A poesia também está presente nos livros de Lobo Antunes pelo modo como a linguagem é utilizada pelo escritor. Tal qual a poesia, a obra de Lobo Antunes parece colocar em primeiro plano a linguagem, tornando-a estranha, e sem, contudo, transformá-la em prosa poética, tal como o fazem alguns autores. A organização rítmica permite à linguagem apresentar-se prazerosa ao leitor e a pergunta a respeito do sentido vem somente após o impacto da beleza do texto. É possível afirmar que a maior conquista da obra de Lobo Antunes é sua prosódia numa linguagem livre da função exclusivamente comunicativa. O gesto faz ressignificar as descrições banais e pensamentos fugidios através da montagem de fragmentos, como peças de um brinquedo Lego, que possui apenas alguns encaixes básicos, pequenos fios entrelaçados, surgindo daí a possibilidade das mais criativas conexões.

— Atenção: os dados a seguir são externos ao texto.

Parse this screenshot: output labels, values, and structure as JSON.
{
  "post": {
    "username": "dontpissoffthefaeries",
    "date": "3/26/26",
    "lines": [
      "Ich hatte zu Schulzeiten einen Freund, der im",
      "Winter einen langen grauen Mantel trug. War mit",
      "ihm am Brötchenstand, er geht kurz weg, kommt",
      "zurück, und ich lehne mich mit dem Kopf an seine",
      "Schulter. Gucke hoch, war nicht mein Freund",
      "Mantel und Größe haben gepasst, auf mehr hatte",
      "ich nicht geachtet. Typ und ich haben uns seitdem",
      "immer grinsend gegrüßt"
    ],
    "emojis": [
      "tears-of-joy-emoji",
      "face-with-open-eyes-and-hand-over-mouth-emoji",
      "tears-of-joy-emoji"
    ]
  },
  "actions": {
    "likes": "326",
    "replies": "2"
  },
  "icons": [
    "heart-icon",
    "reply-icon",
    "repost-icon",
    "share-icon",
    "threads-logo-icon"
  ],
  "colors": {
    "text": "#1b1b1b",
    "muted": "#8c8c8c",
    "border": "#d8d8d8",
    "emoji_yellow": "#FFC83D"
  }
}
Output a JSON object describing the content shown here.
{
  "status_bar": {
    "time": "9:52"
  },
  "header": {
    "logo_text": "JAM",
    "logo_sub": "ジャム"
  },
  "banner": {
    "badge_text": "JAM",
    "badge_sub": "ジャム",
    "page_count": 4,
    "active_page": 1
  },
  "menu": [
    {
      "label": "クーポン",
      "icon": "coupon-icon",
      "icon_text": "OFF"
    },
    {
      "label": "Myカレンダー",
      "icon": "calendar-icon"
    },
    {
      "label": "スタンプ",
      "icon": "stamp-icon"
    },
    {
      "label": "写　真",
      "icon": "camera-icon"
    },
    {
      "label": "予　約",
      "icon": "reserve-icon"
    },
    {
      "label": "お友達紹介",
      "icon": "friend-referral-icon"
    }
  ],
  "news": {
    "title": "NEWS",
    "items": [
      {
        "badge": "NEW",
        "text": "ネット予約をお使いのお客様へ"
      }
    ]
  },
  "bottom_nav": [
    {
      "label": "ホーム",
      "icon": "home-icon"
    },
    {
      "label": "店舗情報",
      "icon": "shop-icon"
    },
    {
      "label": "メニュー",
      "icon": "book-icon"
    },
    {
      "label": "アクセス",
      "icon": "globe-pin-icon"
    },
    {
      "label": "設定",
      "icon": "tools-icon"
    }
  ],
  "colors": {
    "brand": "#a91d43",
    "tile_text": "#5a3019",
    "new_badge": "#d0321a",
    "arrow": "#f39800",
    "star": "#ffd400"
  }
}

Com uma subjectividade marcada pela linguagem poética e enredos montados por fragmentos que vão se alongando por meio da circularidade como são apresentados, tornando as imagens mais discerníveis através da sua recorrência e a revelação de novos detalhes nos múltiplos pontos de vista das diversas vozes narrativas que compõem os textos literários, Lobo Antunes procura construir sua obra tendo como pilar a proposital e complexa incompletude narrativa. Por isso, a tentativa directa de interpretação dos textos ficcionais buscando explicitar efectivamente o sentido que querem dizer, tomando como referência a estrutura e o enredo do romance clássico, seria uma actividade improfícua, dizendo muito pouco sobre o texto, uma vez que o próprio autor rejeita interpretações inequívocas de seus livros. “Não existem nas minhas obras sentidos exclusivos nem conclusões definidas: são, somente, símbolos materiais de ilusões fantásticas, a racionalidade truncada que é a nossa. É preciso que se abandonem ao seu aparente desleixo, às suspensões, às longas elipses, ao assombrado vaivém de ondas que, a pouco e pouco, os levarão ao encontro da treva fatal, indispensável ao renascimento e à renovação do espírito” disse o escritor em certa ocasião.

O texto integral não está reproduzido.